A woman flings fish from a white bucket to a flock of hungry gulls. A boy on picket stilts ambles previous a purple home topped in clouds. A gaggle of teenagers leaps into the ocean, their shoulders lit pink by the setting solar.
The 12 tableaux comprising Windward, Sharon Lockhart’s new documentary that premiered on the New York Movie Competition, beseech us to be slowly beguiled. Depicting the rugged terrain of Newfoundland’s Fogo Island, the place Lockhart spent three summers attending to know the tight-knit neighborhood of round 2,000 inhabitants, Windward presents a imaginative and prescient of people each at peace — and of a bit — with pure landscapes. That these people occur to be kids grants every scene even better vitality.
Nonetheless from Sharon Lockhart, Windward (2025) (© Sharon Lockhart, 2025)
The primary shot presents a lean stretch of blue sky adopted by white rock then inexperienced discipline; the sound of waves and wind-swept grass compete for our consideration. So lulling is that this panorama that you just would possibly miss the determine crossing the seaside within the center floor. Is it a woman? A boy? Because the baby stands on prime of the hill then skips throughout it, gender feels irrelevant within the face of such equanimity.
Apart from the youth themselves (who, given their obvious whiteness, counsel a historical past of Indigenous erasure that preceded their existence), there are few indicators of human presence, save the occasional pile of deserted timber or previous tub askew on the hill. In a single scene, the shadow of a kite glides over a cliff earlier than the sail floats into the body. A red-shirted boy stands beneath, his hand pulling an invisible string; within the background, tiny flecks of coloration descend a geologic formation, the one clue that he’s not alone. However to be alone in these locations doesn’t really feel so lonely. We’re pulled into an nearly prelapsarian imaginative and prescient of childhood existence: no telephones, no screens, no sense of impending local weather disaster.
Nonetheless from Sharon Lockhart, Windward (2025) (© Sharon Lockhart, 2025)
On this means, Lockhart’s cinema of the acute pastoral feels oddly Romantic, mingling the chic with the picturesque. Each magnificent in scale and soothing in tenor, the acute lengthy shot is taken to a bucolic excessive. However moderately than merely dwarf her human topics, every tableau invitations us to observe them frolick as a part of the pure environs. When two ladies romp round a discipline strewn with stones and whistling reeds, they belong, as do the gangly urchins creeping towards the tide, the crash of the waves drowning out their squeals.
Lockhart has lengthy been celebrated for her meticulous photographic composition, usually printed at epic scales, as together with her 2008 depiction of shipbuilders at Bathtub Iron Works in Maine. She can also be identified for her transferring portraits of kids, as in her 2005 Pine Flat collection. However moderately than grant us a way of their particular person personalities, Windward presents the Fogo youth from so far-off that they’re indistinguishable from one another. They’re an intrinsic a part of the panorama, which of their presence can’t really feel so austere.

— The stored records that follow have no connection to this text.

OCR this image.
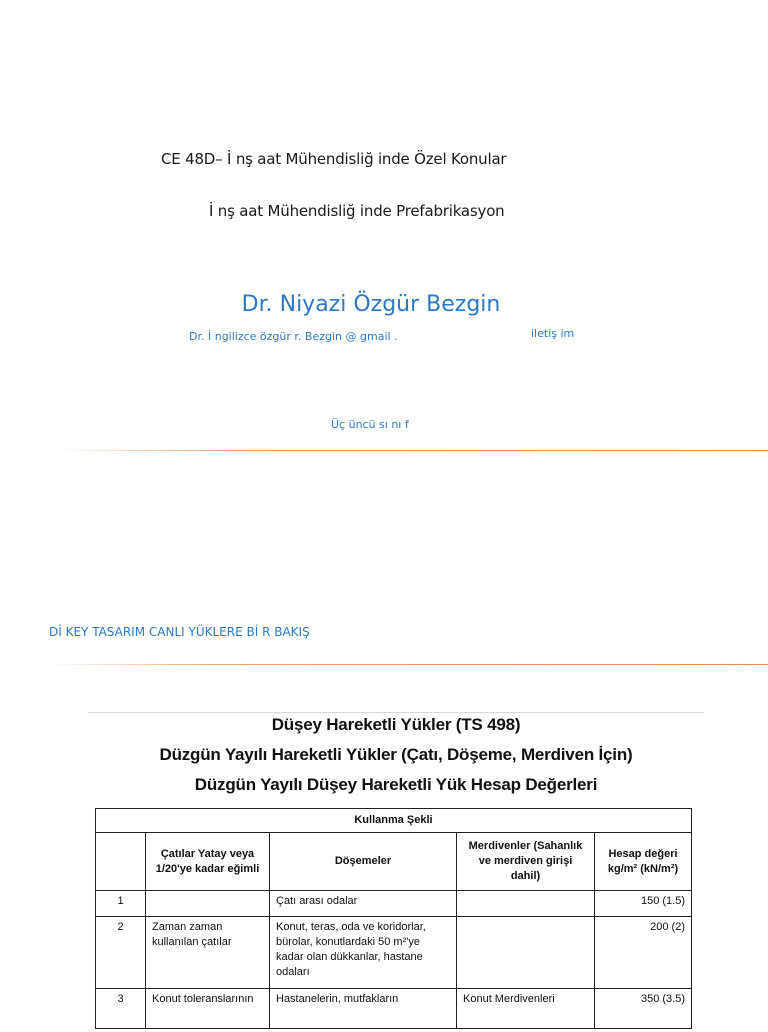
CE 48D– İ nş aat Mühendisliğ inde Özel Konular
İ nş aat Mühendisliğ inde Prefabrikasyon
Dr. Niyazi Özgür Bezgin
Dr. İ ngilizce özgür r. Bezgin @ gmail .	iletiş im
Üç üncü sı nı f
Dİ KEY TASARIM CANLI YÜKLERE Bİ R BAKIŞ
Düşey Hareketli Yükler (TS 498)
Düzgün Yayılı Hareketli Yükler (Çatı, Döşeme, Merdiven İçin)
Düzgün Yayılı Düşey Hareketli Yük Hesap Değerleri
Kullanma Şekli				
	Çatılar Yatay veya 1/20'ye kadar eğimli	Döşemeler	Merdivenler (Sahanlık ve merdiven girişi dahil)	Hesap değeri kg/m² (kN/m²)
1		Çatı arası odalar		150 (1.5)
2	Zaman zaman kullanılan çatılar	Konut, teras, oda ve koridorlar, bürolar, konutlardaki 50 m²'ye kadar olan dükkanlar, hastane odaları		200 (2)
3	Konut toleranslarının	Hastanelerin, mutfakların	Konut Merdivenleri	350 (3.5)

“I don’t think there are many people out there who actually sit through a film, start to finish, in a gallery,” Lockhart as soon as mused in a 2010 interview with filmmaker James Benning. When seen in a theater, Windward calls for that we do exactly that — really feel tiny and large at the exact same time.
Nonetheless from Sharon Lockhart, Windward (2025) (© Sharon Lockhart, 2025)
Windward (2025), directed by Sharon Lockhart, was co-commissioned and co-produced by Fogo Island Arts, the Vega Basis, and the Nationwide Gallery of Canada, with the help of the Energy Plant Modern Artwork Gallery. It premiered on the 63rd New York Movie Competition on September 27.